L’altro giorno su uno dei tanti canali di news presenti sul digitale terrestre si illustravano le prime pagine dei quotidiani e in quasi tutte la parola che veniva riportata era “la stangata”, per alcuni provvedimenti legislativi e/o rincari di beni di prima necessità.
Viviamo in un periodo di profonda confusione e smarrimento. Se ascoltiamo le notizie europee sembra che siamo ritornati la nazione dei nostri padri fondatori europei : tutti ci rispettano, ci prendono a mo’ di esempio per le azioni governative intraprese , insomma abbiamo un premierato che quasi ci invidiano. Poi basta prendere qualsiasi rapporto (es quello del 2011 della Caritas su “povertà ed esclusione sociale in Italia”) e si scopre che la povertà si estende contagiando anche classi e professioni che sembravano inattaccabili.
Imprenditori che si suicidano per non poter pagare le tasse o gli operai, semplici cittadini che si danno fuoco per la paura di avere confiscati dei beni. Ma dov’è la speranza di rinascere, riprendere il nostro made in Italy, così apprezzato e così imitato? Una frase aleggia nei vari convegni: il bene comune.

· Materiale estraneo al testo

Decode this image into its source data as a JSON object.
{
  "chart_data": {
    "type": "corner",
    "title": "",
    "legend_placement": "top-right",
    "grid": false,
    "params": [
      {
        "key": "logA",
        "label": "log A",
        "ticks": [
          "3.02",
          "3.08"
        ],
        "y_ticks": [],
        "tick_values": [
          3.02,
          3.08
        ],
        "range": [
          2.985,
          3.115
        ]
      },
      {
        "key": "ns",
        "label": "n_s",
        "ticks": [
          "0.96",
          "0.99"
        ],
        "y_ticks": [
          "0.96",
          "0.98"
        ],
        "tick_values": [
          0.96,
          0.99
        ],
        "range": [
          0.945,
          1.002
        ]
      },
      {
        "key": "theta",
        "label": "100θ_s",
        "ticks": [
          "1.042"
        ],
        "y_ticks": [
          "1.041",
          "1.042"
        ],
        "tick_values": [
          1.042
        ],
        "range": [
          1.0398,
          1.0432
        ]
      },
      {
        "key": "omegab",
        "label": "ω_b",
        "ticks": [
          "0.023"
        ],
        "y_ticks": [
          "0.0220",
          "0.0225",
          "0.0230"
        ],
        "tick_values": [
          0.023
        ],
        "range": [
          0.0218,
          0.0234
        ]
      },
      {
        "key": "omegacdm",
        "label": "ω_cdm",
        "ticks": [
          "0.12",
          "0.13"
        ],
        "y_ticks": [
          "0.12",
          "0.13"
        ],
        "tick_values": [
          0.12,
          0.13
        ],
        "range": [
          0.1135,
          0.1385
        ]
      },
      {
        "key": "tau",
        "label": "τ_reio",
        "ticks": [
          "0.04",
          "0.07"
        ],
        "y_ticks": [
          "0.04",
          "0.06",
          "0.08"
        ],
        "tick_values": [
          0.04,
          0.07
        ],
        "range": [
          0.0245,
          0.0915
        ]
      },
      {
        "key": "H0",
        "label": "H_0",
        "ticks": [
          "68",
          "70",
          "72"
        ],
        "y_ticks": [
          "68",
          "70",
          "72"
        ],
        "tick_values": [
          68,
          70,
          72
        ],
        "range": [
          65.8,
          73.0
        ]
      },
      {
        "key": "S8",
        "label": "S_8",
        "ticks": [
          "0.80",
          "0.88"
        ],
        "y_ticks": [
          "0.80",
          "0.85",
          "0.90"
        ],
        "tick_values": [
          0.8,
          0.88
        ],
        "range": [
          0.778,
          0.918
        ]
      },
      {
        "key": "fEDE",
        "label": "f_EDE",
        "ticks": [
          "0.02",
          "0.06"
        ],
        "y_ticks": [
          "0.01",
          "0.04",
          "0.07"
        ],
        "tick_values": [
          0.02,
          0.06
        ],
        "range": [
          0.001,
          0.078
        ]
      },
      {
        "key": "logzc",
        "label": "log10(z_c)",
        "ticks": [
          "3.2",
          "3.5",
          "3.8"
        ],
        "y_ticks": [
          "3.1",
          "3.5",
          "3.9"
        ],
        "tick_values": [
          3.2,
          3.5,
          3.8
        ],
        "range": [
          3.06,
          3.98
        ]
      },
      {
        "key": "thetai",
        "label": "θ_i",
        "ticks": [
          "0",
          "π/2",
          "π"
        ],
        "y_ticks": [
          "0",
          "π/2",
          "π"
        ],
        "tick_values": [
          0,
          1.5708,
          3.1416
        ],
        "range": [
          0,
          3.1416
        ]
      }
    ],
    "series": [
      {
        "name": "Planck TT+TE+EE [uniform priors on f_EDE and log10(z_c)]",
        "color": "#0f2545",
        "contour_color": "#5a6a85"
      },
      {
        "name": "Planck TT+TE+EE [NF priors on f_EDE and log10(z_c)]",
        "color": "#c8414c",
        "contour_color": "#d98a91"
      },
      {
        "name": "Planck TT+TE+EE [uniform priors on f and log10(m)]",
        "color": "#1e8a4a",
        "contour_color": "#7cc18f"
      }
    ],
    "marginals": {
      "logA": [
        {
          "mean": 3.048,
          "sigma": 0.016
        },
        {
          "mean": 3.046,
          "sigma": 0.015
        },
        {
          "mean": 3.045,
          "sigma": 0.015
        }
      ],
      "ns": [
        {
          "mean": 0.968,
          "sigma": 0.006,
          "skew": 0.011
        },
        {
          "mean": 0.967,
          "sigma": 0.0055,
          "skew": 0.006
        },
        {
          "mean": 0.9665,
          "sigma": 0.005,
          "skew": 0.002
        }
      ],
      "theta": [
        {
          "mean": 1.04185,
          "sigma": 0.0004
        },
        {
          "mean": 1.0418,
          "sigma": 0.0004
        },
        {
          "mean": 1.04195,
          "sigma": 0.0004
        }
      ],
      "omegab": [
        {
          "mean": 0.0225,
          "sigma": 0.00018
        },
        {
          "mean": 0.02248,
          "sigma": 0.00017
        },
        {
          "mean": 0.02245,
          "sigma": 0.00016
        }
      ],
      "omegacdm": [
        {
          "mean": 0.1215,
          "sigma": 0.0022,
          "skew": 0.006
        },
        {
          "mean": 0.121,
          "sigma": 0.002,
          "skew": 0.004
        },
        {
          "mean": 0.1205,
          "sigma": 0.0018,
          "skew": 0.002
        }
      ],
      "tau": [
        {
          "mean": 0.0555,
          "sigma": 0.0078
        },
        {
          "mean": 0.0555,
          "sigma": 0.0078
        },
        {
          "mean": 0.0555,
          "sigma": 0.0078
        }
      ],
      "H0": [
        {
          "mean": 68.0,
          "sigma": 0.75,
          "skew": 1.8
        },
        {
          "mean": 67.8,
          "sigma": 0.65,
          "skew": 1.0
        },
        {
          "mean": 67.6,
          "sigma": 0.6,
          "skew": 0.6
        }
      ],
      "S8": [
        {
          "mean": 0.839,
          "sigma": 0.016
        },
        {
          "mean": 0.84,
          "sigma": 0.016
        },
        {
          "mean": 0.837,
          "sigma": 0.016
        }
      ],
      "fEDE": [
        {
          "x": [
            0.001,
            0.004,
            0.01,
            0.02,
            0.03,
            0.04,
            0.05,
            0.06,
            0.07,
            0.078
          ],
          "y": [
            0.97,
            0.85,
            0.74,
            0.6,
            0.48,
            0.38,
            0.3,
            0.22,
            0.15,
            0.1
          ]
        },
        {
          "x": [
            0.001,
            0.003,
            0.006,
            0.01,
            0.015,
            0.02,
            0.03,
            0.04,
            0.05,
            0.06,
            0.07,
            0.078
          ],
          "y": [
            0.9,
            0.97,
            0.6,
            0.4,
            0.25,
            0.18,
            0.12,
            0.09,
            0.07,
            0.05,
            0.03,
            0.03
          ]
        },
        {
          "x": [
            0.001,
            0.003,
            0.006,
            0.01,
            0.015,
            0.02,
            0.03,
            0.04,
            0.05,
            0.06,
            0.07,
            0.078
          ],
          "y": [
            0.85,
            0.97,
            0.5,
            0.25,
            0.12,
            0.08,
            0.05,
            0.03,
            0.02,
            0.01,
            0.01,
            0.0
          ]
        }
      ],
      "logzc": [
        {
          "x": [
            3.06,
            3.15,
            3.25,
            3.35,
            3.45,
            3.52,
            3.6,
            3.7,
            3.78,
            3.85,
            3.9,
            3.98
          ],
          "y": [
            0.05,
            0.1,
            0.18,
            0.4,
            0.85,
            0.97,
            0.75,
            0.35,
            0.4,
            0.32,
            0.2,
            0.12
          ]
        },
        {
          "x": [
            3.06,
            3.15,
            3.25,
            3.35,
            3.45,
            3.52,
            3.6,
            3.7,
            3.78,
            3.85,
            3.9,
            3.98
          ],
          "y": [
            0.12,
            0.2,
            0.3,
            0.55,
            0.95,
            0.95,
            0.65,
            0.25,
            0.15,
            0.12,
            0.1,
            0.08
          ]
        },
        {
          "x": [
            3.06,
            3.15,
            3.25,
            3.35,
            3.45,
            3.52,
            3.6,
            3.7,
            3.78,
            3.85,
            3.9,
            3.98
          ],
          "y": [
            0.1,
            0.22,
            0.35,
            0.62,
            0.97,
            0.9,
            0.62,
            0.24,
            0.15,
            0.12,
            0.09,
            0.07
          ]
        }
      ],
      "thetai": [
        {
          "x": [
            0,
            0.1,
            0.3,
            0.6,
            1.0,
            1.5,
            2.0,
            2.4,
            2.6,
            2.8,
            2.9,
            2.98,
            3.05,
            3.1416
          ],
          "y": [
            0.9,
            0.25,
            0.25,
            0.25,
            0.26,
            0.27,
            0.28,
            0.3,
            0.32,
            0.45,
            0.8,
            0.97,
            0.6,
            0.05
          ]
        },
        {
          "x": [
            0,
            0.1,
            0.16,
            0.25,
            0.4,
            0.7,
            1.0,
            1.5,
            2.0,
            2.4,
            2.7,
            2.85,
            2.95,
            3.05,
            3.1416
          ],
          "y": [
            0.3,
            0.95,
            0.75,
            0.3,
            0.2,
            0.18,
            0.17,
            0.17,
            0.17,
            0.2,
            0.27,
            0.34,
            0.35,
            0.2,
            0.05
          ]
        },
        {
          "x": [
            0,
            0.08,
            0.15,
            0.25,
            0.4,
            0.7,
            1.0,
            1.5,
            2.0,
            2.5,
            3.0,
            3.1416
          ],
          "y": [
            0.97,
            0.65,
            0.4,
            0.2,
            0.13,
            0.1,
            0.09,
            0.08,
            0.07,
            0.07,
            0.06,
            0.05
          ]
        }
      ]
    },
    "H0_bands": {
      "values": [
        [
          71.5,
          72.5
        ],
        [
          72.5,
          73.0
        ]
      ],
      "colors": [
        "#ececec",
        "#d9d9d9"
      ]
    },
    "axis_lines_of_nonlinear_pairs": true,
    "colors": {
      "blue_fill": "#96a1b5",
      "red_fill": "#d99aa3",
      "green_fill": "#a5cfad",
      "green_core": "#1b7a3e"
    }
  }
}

Il passaggio da un’esasperata competizione determinata dal consumismo ad una riorganizzazione dei processi produttivi e dei servizi orientata a dare valore al prodotto finito, a selezionare le priorità nei servizi e a creare cooperazione. Quest’ultima modalità organizzativa ha subito molte battute di arresto negli ultimi decenni, quasi che fosse divenuta un escamotage per avviare a minor costo (e non altro) un’attività. Invece per riprenderci i valori essenziali quali il lavoro, la solidarietà, lo sviluppo sostenibile, l’economia reale e non solo finanziaria, dobbiamo cooperare.
Riprenderci le relazioni nei luoghi del vivere e del produrre e considerare l’umanità e non il denaro quale bene primario.
Penso all’utilizzo dell’housing sociale multietnico per abbassare i costi dell’abitare, a servizi condominiali (si il condominio prorio lui!) per rispondere alle esigenze di donne che lavorano e hanno figli da accudire, di anziani soli, di ragazzi che necessitano di supporti scolastici. Una rete di fiducia in cui i bisogni sono evidenti e che nessuna amministrazione, oggi, può farvi fronte.
L’utilizzo del web 2.0 per costruire luoghi virtuali/reali per un incrocio domanda offerta di volontari per il non profit, il reimpiego volontario di anziani esperti per fare i mentori a giovani appena assunti, all’agricoltura sociale come integrazione di servizi di inclusione e riabilitativi per le categorie svantaggiate, alla realizzazione di orti sociali per far dialogare le generazioni e le diverse etnie per migliorare la convivenza, come evidenziato dalle esperienze francesi (la ReteCocagne “Coltivons la solidaritè”).
Il luogo è la città, non più residenziale ma solidale e sicuramente ideale.